My yard is bathed in a beautiful pink glow this morning…it makes me smile as I’m washing the dishes partly because it makes me think of Christ and the way he called (I believe) the Pharisees and scribes hippocrites because they could read the signs with regard to weather but not with regards to God…and partly because the pink is my favorite color right now and this glow seems to soften my whole front yard. I didn’t take a photo because I didn’t need one to remember it, and I didn’t want to physically share it as some things feel like a gift just for me. Once i finish my morning cup of coffee, I’ll grab dog food and a bottle of water and head out to feed chickens and goats and dogs and quail. I lost Vincent, one of my favorite chickens, yesterday. Not sure what happened but it seemed like he got choked/asphyxiated somehow. Burying him was heartbreaking to me. Not sure how the rest of the day will go, lots of little things to do/catch up and will probably spend the afternoon with my daughter either watching tv or walking to the garden area in the rain.

I hope you have a blessed day,

See you soon,

A

Food for thought #2

Todays thought isn’t a verse but part of a familiar story:

And Peter answered Him and said, “Lord, if it is You, command me to come to You on the water.”† So He said, “Come.” And when Peter had come down out of the boat, he walked on the water to go to Jesus. But when he saw that the wind was boisterous, he was afraid; and beginning to sink he cried out, saying, “Lord, save me!” And immediately Jesus stretched out His hand and caught him, and said to him, “O you of little faith, why did you doubt?”† (Matthew 14:28-31, OSB)

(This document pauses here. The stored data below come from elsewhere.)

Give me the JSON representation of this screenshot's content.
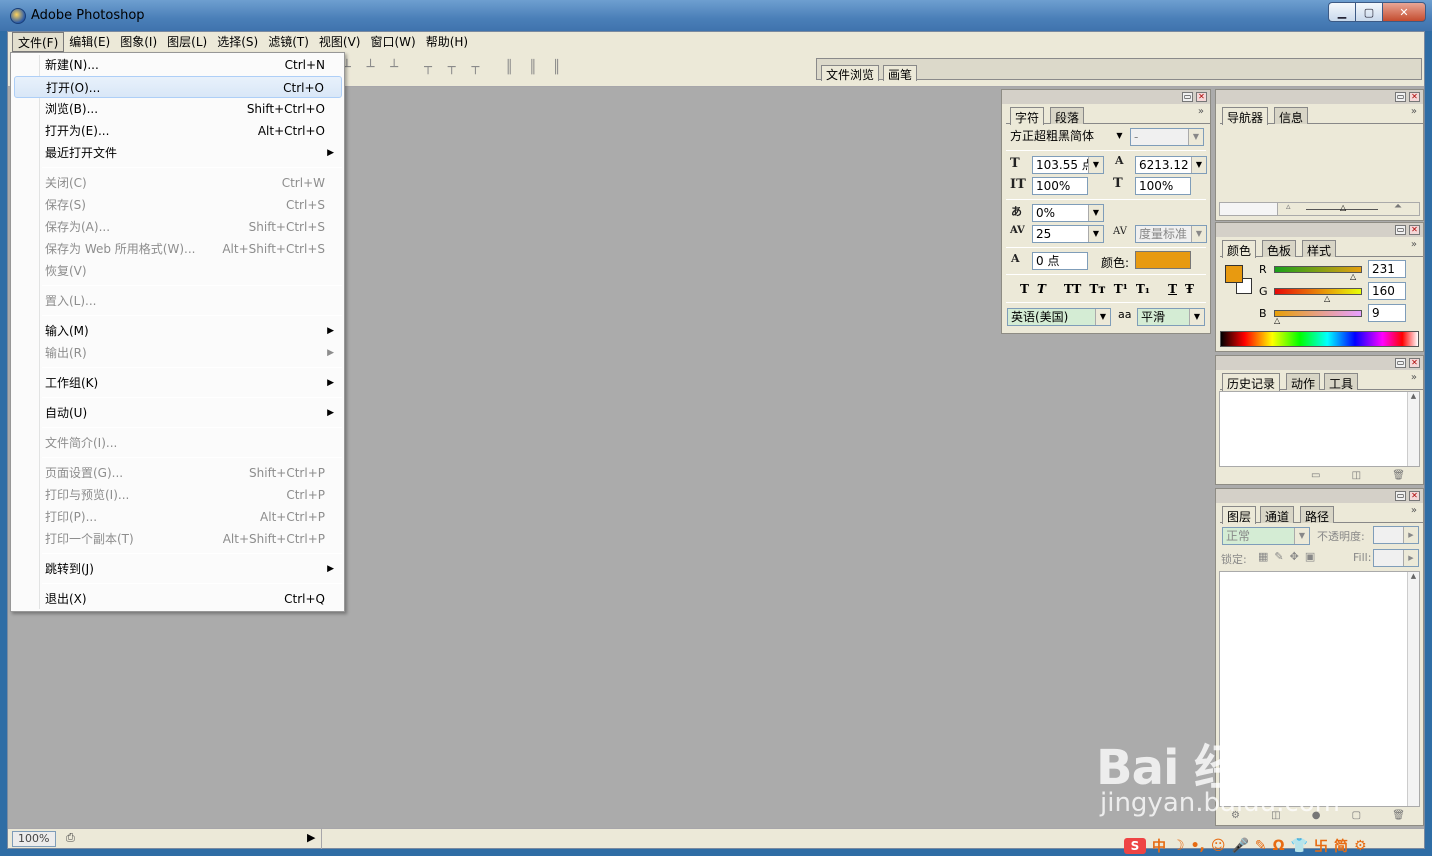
{
  "window": {
    "title": "Adobe Photoshop",
    "min": "▁",
    "max": "▢",
    "close": "✕"
  },
  "menubar": [
    "文件(F)",
    "编辑(E)",
    "图象(I)",
    "图层(L)",
    "选择(S)",
    "滤镜(T)",
    "视图(V)",
    "窗口(W)",
    "帮助(H)"
  ],
  "options_bar": {
    "align_groups": [
      "┴ ┴ ┴",
      "┬ ┬ ┬",
      "║ ║ ║"
    ],
    "well_tabs": [
      "文件浏览",
      "画笔"
    ]
  },
  "file_menu": {
    "items": [
      {
        "label": "新建(N)...",
        "shortcut": "Ctrl+N"
      },
      {
        "label": "打开(O)...",
        "shortcut": "Ctrl+O"
      },
      {
        "label": "浏览(B)...",
        "shortcut": "Shift+Ctrl+O"
      },
      {
        "label": "打开为(E)...",
        "shortcut": "Alt+Ctrl+O"
      },
      {
        "label": "最近打开文件",
        "shortcut": ""
      },
      {
        "label": "关闭(C)",
        "shortcut": "Ctrl+W"
      },
      {
        "label": "保存(S)",
        "shortcut": "Ctrl+S"
      },
      {
        "label": "保存为(A)...",
        "shortcut": "Shift+Ctrl+S"
      },
      {
        "label": "保存为 Web 所用格式(W)...",
        "shortcut": "Alt+Shift+Ctrl+S"
      },
      {
        "label": "恢复(V)",
        "shortcut": ""
      },
      {
        "label": "置入(L)...",
        "shortcut": ""
      },
      {
        "label": "输入(M)",
        "shortcut": ""
      },
      {
        "label": "输出(R)",
        "shortcut": ""
      },
      {
        "label": "工作组(K)",
        "shortcut": ""
      },
      {
        "label": "自动(U)",
        "shortcut": ""
      },
      {
        "label": "文件简介(I)...",
        "shortcut": ""
      },
      {
        "label": "页面设置(G)...",
        "shortcut": "Shift+Ctrl+P"
      },
      {
        "label": "打印与预览(I)...",
        "shortcut": "Ctrl+P"
      },
      {
        "label": "打印(P)...",
        "shortcut": "Alt+Ctrl+P"
      },
      {
        "label": "打印一个副本(T)",
        "shortcut": "Alt+Shift+Ctrl+P"
      },
      {
        "label": "跳转到(J)",
        "shortcut": ""
      },
      {
        "label": "退出(X)",
        "shortcut": "Ctrl+Q"
      }
    ],
    "submenu_arrow": "▶"
  },
  "character_panel": {
    "tabs": [
      "字符",
      "段落"
    ],
    "font_family": "方正超粗黑简体",
    "font_style": "-",
    "font_size": "103.55 点",
    "leading": "6213.12",
    "vertical_scale": "100%",
    "horizontal_scale": "100%",
    "tsume": "0%",
    "tracking": "25",
    "kerning": "度量标准",
    "baseline_shift": "0 点",
    "color_label": "颜色:",
    "color": "#e89a10",
    "style_buttons": [
      "T",
      "T",
      "TT",
      "Tт",
      "T¹",
      "T₁",
      "T",
      "Ŧ"
    ],
    "language": "英语(美国)",
    "antialias_icon": "aa",
    "antialias": "平滑",
    "icons": {
      "size": "T",
      "leading": "A",
      "vscale": "IT",
      "hscale": "T",
      "tsume": "あ",
      "tracking": "AV",
      "kerning": "AV",
      "baseline": "A"
    },
    "menu_icon": "»"
  },
  "navigator_panel": {
    "tabs": [
      "导航器",
      "信息"
    ],
    "menu_icon": "»",
    "zoom_small": "▵",
    "zoom_large": "⏶"
  },
  "color_panel": {
    "tabs": [
      "颜色",
      "色板",
      "样式"
    ],
    "foreground": "#e89a10",
    "background": "#ffffff",
    "channels": [
      {
        "name": "R",
        "value": "231"
      },
      {
        "name": "G",
        "value": "160"
      },
      {
        "name": "B",
        "value": "9"
      }
    ],
    "menu_icon": "»"
  },
  "history_panel": {
    "tabs": [
      "历史记录",
      "动作",
      "工具"
    ],
    "menu_icon": "»",
    "footer_icons": "▭ ◫ 🗑"
  },
  "layers_panel": {
    "tabs": [
      "图层",
      "通道",
      "路径"
    ],
    "blend_mode": "正常",
    "opacity_label": "不透明度:",
    "lock_label": "锁定:",
    "fill_label": "Fill:",
    "menu_icon": "»",
    "footer_icons": "⚙ ◫ ● ▢ 🗑"
  },
  "status_bar": {
    "zoom": "100%",
    "doc_icon": "⎙",
    "arrow": "▶"
  },
  "watermark": {
    "logo": "Bai  经验",
    "url": "jingyan.baidu.com"
  },
  "ime_bar": {
    "logo": "S",
    "items": [
      "中",
      "☽",
      "•,",
      "☺",
      "🎤",
      "✎",
      "Ω",
      "👕",
      "卐",
      "简",
      "⚙"
    ]
  }
}
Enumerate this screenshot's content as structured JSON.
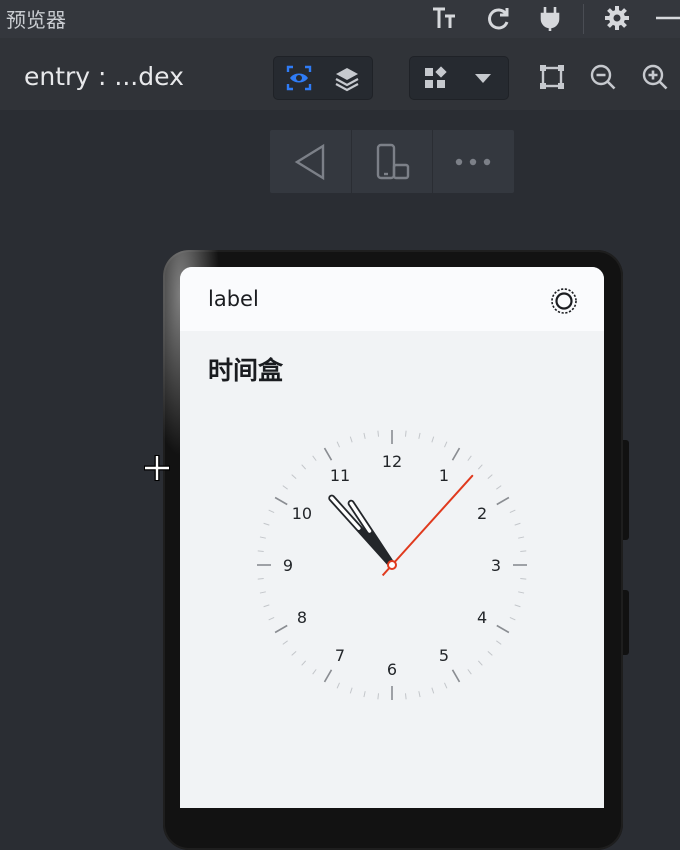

I think what stands out here to me is the human propensity to freak out when things start to get a little rough in life. If you examine it closely, Peter’s doubt wasn’t in Christ’s ability to save him, he had no doubt there, where he doubted was that Christ already had him protected and covered.

We stress a lot in life, it’s easy to be upset on how life is going and even sometimes feel like maybe God doesn’t have out back. But sometimes it’s our own freak outs that cause everything to go south. We don’t hand it to God and trust that he has our back, we pseudo hand it to him and decide he’s not going to help us…for whatever reason.

We need to trust God a little more and our own thoughts a little less.